Thompson, the newspaper said, “is one of a growing group of long-term UK residents facing life-shattering problems as a result of the Government’s hostile immigration environment, which has been particularly affecting people who arrived as children from Commonwealth countries”.

The Guardian also reported that research conducted by academics at the University of Oxford-based Migration Observatory indicated that there could be up to 57,000 people potentially vulnerable to similar problems. This is because, “although they arrived from Commonwealth countries before 1971, they have never applied for a British passport or been naturalised. Their difficulties are only beginning to emerge now as the Government’s tightened immigration regime inadvertently hits the wrong targets.”

“This is an estimate of the population who arrived before 1971 but have not naturalised,” the article quotes Madeleine Sumption, director of the Migration Observatory. “It won’t be the case that all 57,000 can’t prove their legal status; we don’t know what share of them have problems with their paperwork and what proportion have everything in order. This is the maximum size of the population who are potentially at risk.”

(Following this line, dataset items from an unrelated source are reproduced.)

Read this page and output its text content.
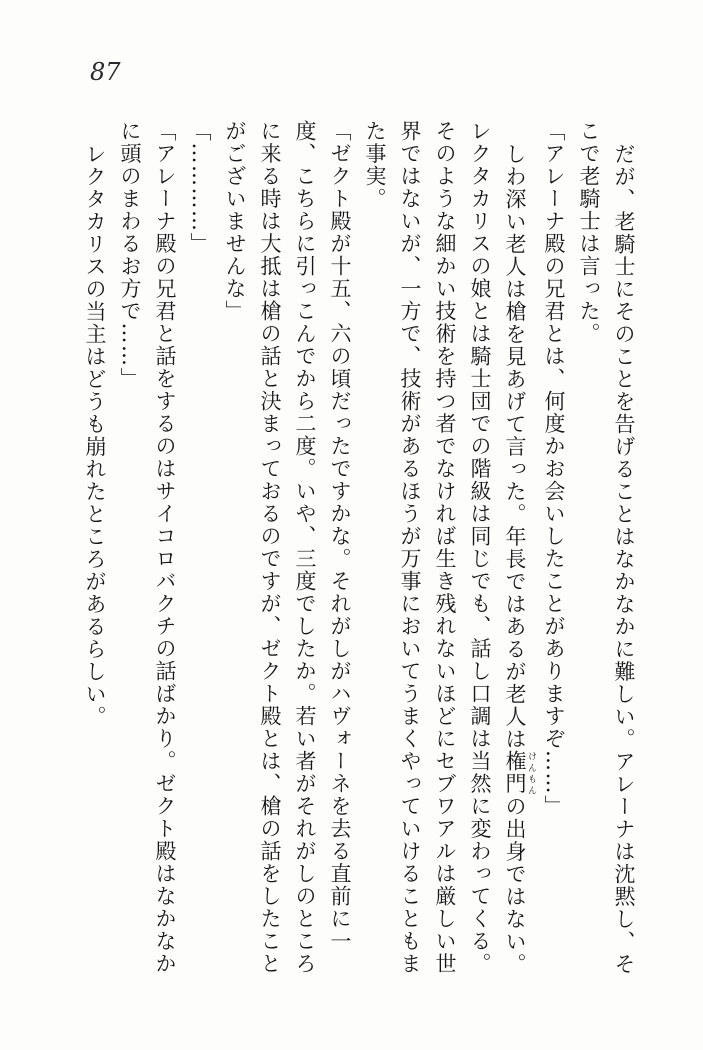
87

だが、老騎士にそのことを告げることはなかなかに難しい。アレーナは沈黙し、そこで老騎士は言った。

「アレーナ殿の兄君とは、何度かお会いしたことがありますぞ……」

しわ深い老人は槍を見あげて言った。年長ではあるが老人は権門 けんもんの出身ではない。レクタカリスの娘とは騎士団での階級は同じでも、話し口調は当然に変わってくる。そのような細かい技術を持つ者でなければ生き残れないほどにセブワアルは厳しい世界ではないが、一方で、技術があるほうが万事においてうまくやっていけることもまた事実。

「ゼクト殿が十五、六の頃だったですかな。それがしがハヴォーネを去る直前に一度、こちらに引っこんでから二度。いや、三度でしたか。若い者がそれがしのところに来る時は大抵は槍の話と決まっておるのですが、ゼクト殿とは、槍の話をしたことがございませんな」

「…………」

「アレーナ殿の兄君と話をするのはサイコロバクチの話ばかり。ゼクト殿はなかなかに頭のまわるお方で……」

レクタカリスの当主はどうも崩れたところがあるらしい。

Thompson’s lawyer, Jeremy Bloom, is reported as saying that the application that his client needs to make to regularise his stay is complex and requires a great deal of supporting evidence.

“Meanwhile, Mr Thompson is being refused potentially life-saving treatment unless he can pay for it. Theresa May does not appear to place much value on the contribution that Mr Thompson has made to the UK since 1973,” the Guardian quoted Bloom.

The news article stated that a spokesperson for The Royal Marsden said a cancer specialist would contact Thompson to discuss his treatment while he attempted to get his papers in order. Profits from private treatment were “ploughed back into the NHS for the benefit of our patients” and this had nothing to do with the trust’s “legal obligation to check eligibility for access to NHS care”, the spokesperson said.

“It is disappointing that NHS staff, who are committed to public service, should be criticised for being professional and fair in applying the principles required of them on eligibility,” the article quotes the spokesperson as saying.

According to the Guardian, Thompson, who worked as a mechanic and paid taxes for three decades before he became ill, has never applied for a British passport because he thought he had no need to. The Jamaican passport he arrived with was lost many years ago. He has also struggled to prove his eligibility for housing support and is currently living in a hostel.

The Guardian has highlighted numerous cases of individuals who cannot access certain benefits because they are unable to prove they are in the UK legally. Over 87,000 people have signed a petition calling on the Government to give Thompson treatment.

5 thoughts on “ENGLAND REFUSES JAMAICAN MAN TREATMENT FOR CANCER

  1. god bless Canada ,What a set of Wicked cocksuckers,, dem still a tek set pon legal immigrants, after dem plunder the sugar and banana, and we mek dem know dem can bathe daily plain plain wickedness

  2. Us need to get strick with some of the ppl dem that come here on visa just to have baby and surgery that my tax payer money pay for..I love what England is doing my opinion suh please dont come nyaaam off Mi head.

  3. Ppl that live here and pay tax have a hard time getting help but visitor come have children and get everything in books free it need to stop..

  4. Illness aside.

    Pure carelisness on Thompson’s part. How can he be without proper status or ID for 45 yrs?!

    He migrated and fail to secure residence. Passport lost and he didn’t bother to get back one.

    But playing the role of proper citizen and a pay taxes 😀 😀 :d KMT. The U.K. Government not responsible for him just like how he wasn’t accountable to himself.